Born in 1947 in Krefeld, Germany, Margot Overath studied Social Sciences after having completed an apprenticeship as a bank teller and another in business management. In 1982 she started working as a freelancer for several divisions at the German public broadcaster ARD, and was hired as a permanent employee by Radio Bremen in 1982. She has worked as a radio feature author since 1984, and worked in parallel as a research assistant at the Hamburg Institute of Social Research from 1985 until 1988. Between 1996 and 1999 Overath had a second job teaching aspiring journalists at the Carl von Ossietzky University Oldenburg. Her journalistic work has included in-depth analysis of the RAF (Red Army Faction) terrorism in Germany, which culminated in features such as the one about the RAF deserter Peter-Jürgen Boock (WDR West German Public Broadcasting, RBB Berlin Public Broadcasting 1985) or a biographical work about Gudrun Ensslin (RBB Berlin Brandenburg Public Broadcasting, WDR West German Public Broadcasting, NDR North German Public Broadcasting 2005) and contemporary as well as historical analyses such as "Ausweglos.
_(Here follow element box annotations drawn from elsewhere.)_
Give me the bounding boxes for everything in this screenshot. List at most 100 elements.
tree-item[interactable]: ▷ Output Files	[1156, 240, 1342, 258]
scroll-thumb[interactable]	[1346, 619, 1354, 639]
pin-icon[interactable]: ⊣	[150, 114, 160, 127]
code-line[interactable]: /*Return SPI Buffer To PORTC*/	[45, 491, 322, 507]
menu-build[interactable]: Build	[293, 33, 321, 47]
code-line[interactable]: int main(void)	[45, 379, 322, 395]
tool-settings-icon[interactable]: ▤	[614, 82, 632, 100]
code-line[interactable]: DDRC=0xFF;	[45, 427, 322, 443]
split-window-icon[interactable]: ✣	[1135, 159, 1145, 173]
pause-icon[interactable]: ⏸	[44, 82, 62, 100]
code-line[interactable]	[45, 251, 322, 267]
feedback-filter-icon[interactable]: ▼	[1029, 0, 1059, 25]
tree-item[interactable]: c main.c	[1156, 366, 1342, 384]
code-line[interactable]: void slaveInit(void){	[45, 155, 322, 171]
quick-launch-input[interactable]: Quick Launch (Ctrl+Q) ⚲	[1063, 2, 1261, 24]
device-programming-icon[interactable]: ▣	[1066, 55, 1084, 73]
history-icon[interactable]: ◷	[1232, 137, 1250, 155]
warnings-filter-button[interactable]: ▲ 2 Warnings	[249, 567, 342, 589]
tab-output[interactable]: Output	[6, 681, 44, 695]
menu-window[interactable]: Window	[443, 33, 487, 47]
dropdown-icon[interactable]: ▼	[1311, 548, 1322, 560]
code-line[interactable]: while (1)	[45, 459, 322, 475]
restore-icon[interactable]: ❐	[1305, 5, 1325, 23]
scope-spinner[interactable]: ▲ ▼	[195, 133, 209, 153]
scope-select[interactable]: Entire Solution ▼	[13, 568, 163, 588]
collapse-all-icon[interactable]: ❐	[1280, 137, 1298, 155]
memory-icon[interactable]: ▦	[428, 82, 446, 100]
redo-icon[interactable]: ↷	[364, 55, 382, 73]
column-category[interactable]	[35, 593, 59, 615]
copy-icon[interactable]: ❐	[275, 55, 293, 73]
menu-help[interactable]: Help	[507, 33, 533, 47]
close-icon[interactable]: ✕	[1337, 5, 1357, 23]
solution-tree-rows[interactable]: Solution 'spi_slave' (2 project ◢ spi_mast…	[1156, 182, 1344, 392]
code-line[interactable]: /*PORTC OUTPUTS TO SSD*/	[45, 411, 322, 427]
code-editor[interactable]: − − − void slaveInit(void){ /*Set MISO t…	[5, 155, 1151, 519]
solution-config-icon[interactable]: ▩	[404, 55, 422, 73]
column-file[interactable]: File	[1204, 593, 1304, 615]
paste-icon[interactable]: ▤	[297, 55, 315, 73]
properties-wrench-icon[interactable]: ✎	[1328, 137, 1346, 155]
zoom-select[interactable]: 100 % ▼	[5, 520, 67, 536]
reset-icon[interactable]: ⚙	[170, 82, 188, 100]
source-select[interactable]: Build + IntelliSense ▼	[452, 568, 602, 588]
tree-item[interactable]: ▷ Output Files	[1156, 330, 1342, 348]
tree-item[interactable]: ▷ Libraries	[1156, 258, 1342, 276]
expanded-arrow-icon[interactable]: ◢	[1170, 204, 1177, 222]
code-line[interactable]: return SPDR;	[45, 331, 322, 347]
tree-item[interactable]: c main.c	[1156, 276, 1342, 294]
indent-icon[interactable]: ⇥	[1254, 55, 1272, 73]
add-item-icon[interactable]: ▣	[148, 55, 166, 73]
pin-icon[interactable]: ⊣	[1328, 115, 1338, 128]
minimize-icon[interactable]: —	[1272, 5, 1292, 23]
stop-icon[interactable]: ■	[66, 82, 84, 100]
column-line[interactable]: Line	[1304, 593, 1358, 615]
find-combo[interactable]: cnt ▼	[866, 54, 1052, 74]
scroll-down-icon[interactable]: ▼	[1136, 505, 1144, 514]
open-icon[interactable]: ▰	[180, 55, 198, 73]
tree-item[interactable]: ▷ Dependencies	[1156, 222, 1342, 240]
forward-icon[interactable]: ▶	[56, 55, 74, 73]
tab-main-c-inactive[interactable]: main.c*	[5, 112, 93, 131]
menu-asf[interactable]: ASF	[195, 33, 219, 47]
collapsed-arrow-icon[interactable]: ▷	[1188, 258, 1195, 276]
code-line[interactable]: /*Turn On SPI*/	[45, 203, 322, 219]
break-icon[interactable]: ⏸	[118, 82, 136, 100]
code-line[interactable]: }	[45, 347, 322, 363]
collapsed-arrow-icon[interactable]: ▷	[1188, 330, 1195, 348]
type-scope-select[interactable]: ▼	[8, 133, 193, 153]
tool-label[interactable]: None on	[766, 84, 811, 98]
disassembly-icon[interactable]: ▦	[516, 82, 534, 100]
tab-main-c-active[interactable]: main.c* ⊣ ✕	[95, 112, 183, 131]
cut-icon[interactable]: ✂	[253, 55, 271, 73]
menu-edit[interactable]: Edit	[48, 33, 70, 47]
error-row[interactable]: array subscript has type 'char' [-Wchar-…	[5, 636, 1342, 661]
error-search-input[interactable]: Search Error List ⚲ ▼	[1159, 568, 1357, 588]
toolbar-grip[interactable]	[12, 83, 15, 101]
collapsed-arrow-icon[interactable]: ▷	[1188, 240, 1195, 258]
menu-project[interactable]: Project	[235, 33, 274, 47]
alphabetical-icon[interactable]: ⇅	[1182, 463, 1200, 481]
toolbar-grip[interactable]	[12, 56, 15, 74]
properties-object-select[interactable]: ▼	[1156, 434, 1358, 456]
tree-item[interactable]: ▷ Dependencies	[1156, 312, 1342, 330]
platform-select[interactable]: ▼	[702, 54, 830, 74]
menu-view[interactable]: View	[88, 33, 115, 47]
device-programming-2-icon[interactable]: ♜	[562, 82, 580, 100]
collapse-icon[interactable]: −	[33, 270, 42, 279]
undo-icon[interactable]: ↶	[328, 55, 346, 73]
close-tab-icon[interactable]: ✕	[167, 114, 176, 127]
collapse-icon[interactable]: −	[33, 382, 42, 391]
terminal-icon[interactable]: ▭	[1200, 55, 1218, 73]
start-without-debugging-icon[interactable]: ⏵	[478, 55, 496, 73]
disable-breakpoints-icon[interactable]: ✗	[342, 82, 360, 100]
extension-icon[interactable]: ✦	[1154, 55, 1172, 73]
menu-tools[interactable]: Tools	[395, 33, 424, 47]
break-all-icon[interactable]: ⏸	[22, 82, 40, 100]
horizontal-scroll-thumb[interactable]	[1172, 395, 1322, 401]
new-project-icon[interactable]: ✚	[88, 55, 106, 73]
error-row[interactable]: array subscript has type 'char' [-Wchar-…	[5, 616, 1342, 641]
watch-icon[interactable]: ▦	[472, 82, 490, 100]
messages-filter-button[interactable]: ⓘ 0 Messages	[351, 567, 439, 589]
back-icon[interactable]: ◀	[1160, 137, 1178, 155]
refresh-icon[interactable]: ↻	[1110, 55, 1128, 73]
Selbstmorde in Wendezeiten" ("No way out. Suicides in times of change") (RBB Berlin Public Broadcasting, SFB Free Berlin Public Broadcasting, DLF German public radio station 1992); "Es ist schwer, damit zu leben. Vom Trauma namens Auschwitz" ("It is hard to live with it. About the trauma named Auschwitz") (RBB Berlin Public Broadcasting 1994) and "Todesmarsch. Die Evakuierung der Konzentrationslager von Januar bis Mai 1945" ("Death March. The evacuation of the concentration camps from January until May 1945") (DRadio-Berlin, RBB Berlin Public Broadcasting 1995).

Margot Overath has been honoured on various occasions for her features on the asylum seeker Oury Jalloh from Sierra Leone, who died while in police custody in Dessau, Germany in 2005. Margot Overath was the only journalist who covered the legal investigation of the fatality through all levels of German jurisdiction, and she questioned the results of investigations by police and the public prosecution department in two features ("Verbrannt in Polizeizelle Nummer fünf. Der Tod des Asylbewerbers Oury Jalloh in Dessau" ("Burned to death in police cell number five. The death of the asylum seeker Oury Jalloh in Dessau"), MDR Central German Public Broadcasting, DLF German public radio station, NDR North German Public Broadcasting 2010 and "Oury Jalloh. Die widersprüchlichen Wahrheiten eines Todesfalls" ("Oury Jalloh. The contradictory truths of a case of death"), MDR Central German Public Broadcasting, WDR West German Public Broadcasting, NDR North German Public Broadcasting 2014). Her investigations are part of the reason why police have begun a murder investigation against persons unknown.

The Prize

The Axel Eggebrecht Prize, which remembers the Leipzig radio pioneer, does not honour one particular programme but a whole outstanding oeuvre in the field of German-speaking radio features. It alternates every year with the Günter Eich Prize for outstanding German radio play authors. Previous laureates were Helmut Kopetzky (2008), Richard Goll and Alfred Treiber (2010), Friedrich Schütze-Quest (2012) as well as Paul Kohl (2014).